Fragst du dich nicht auch, worin das Problem unseres Zusammenlebens besteht? Wieso machst du dir nicht über Kinder oder Heirat Gedanken? Warum blendest du aus, mit mir über meine Wünsche und Sehnsüchte zu sprechen? Welchen Sinn siehst du in unserer Beziehung? Bedarfst du einfach nicht solcher weitergehenden Fragen oder machst du es dir so leicht, dass dir ein dermaßen oberflächliches Zusammensein genügt? In dieser Illusion will ich nicht leben, Paul. Ich weiß ja nicht einmal, ob du mich wirklich liebst oder ob du nur aus Routine mit mir zusammen bist.
Du bist mein Freund. Wieso finde ich nicht den Mut, dir das alles zu SAGEN? Weißt du, dass das größte Problem unserer Beziehung darin besteht, dass wir nicht miteinander REDEN (können)?! SPRICH, Paul. Was stellst du dir unter unserer Zukunft vor? Kinder in unserem Haus? Einen gemeinsamen Familiennamen? Ich habe so einfache Bedürfnisse. Aber du versagst mir deine Liebe. SPRICH, Paul. Denn ich kann nicht SPRECHEN.
Deine Rebecca
Sie war über ihre eigenen, klaren Worte dermaßen schockiert, dass sie den Brief sofort wegschloss. Gleichzeitig setzte ein heftiges Schluchzen ein, als sie erkannte, wie sehr die vielen Jahre, die sie miteinander verbracht hatten, umsonst gewesen sein sollten. Rebecca fragte sich, wofür sie kämpfen wollte und ob sich dieser Kampf noch lohnte.
Sie fragte sich, was sie aus ihrem Leben machen wollte. Heirat? Erfolg im Beruf? Ein Haus? Kinder? Eine harmonische Beziehung? Eine gemeinsame Zukunft mit Paul?
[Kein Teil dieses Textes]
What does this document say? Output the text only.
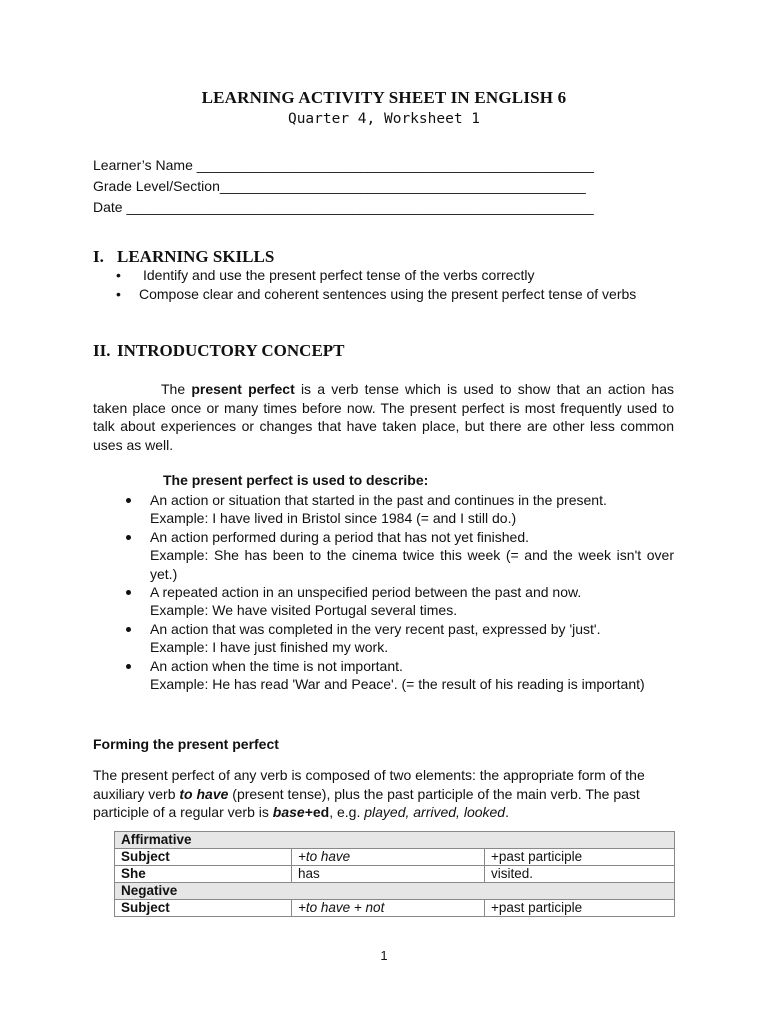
LEARNING ACTIVITY SHEET IN ENGLISH 6
Quarter 4, Worksheet 1
Learner’s Name ___________________________________________________
Grade Level/Section_______________________________________________
Date ____________________________________________________________
I. LEARNING SKILLS
• Identify and use the present perfect tense of the verbs correctly
• Compose clear and coherent sentences using the present perfect tense of verbs
II. INTRODUCTORY CONCEPT
The present perfect is a verb tense which is used to show that an action has taken place once or many times before now. The present perfect is most frequently used to talk about experiences or changes that have taken place, but there are other less common uses as well.
The present perfect is used to describe:
An action or situation that started in the past and continues in the present.
Example: I have lived in Bristol since 1984 (= and I still do.)
An action performed during a period that has not yet finished.
Example: She has been to the cinema twice this week (= and the week isn't over yet.)
A repeated action in an unspecified period between the past and now.
Example: We have visited Portugal several times.
An action that was completed in the very recent past, expressed by 'just'.
Example: I have just finished my work.
An action when the time is not important.
Example: He has read 'War and Peace'. (= the result of his reading is important)
Forming the present perfect
The present perfect of any verb is composed of two elements: the appropriate form of the auxiliary verb to have (present tense), plus the past participle of the main verb. The past participle of a regular verb is base+ed, e.g. played, arrived, looked.
Affirmative		
Subject	+to have	+past participle
She	has	visited.
Negative		
Subject	+to have + not	+past participle
1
Diese ganzen Illusionen, denen sie sich all die Jahre hingegeben hatte – sie erkannte nun, je mehr sie sich ihrem Schüler annäherte, wie abwegig die Wünsche waren und fragte sich, was ihr all diese Träume brachten, wenn sie dafür mit einem Mann zusammenlebte, dem ihre Gefühle egal waren und mit dem sie nicht über ihre Sorgen sprechen konnte. Sogar ihre sexuellen Begierden litten unter der Kommunikationslosigkeit der Beziehung. Eine Zukunft ohne Selbstentfaltung und ohne Glück? Was wäre das für eine Zukunft!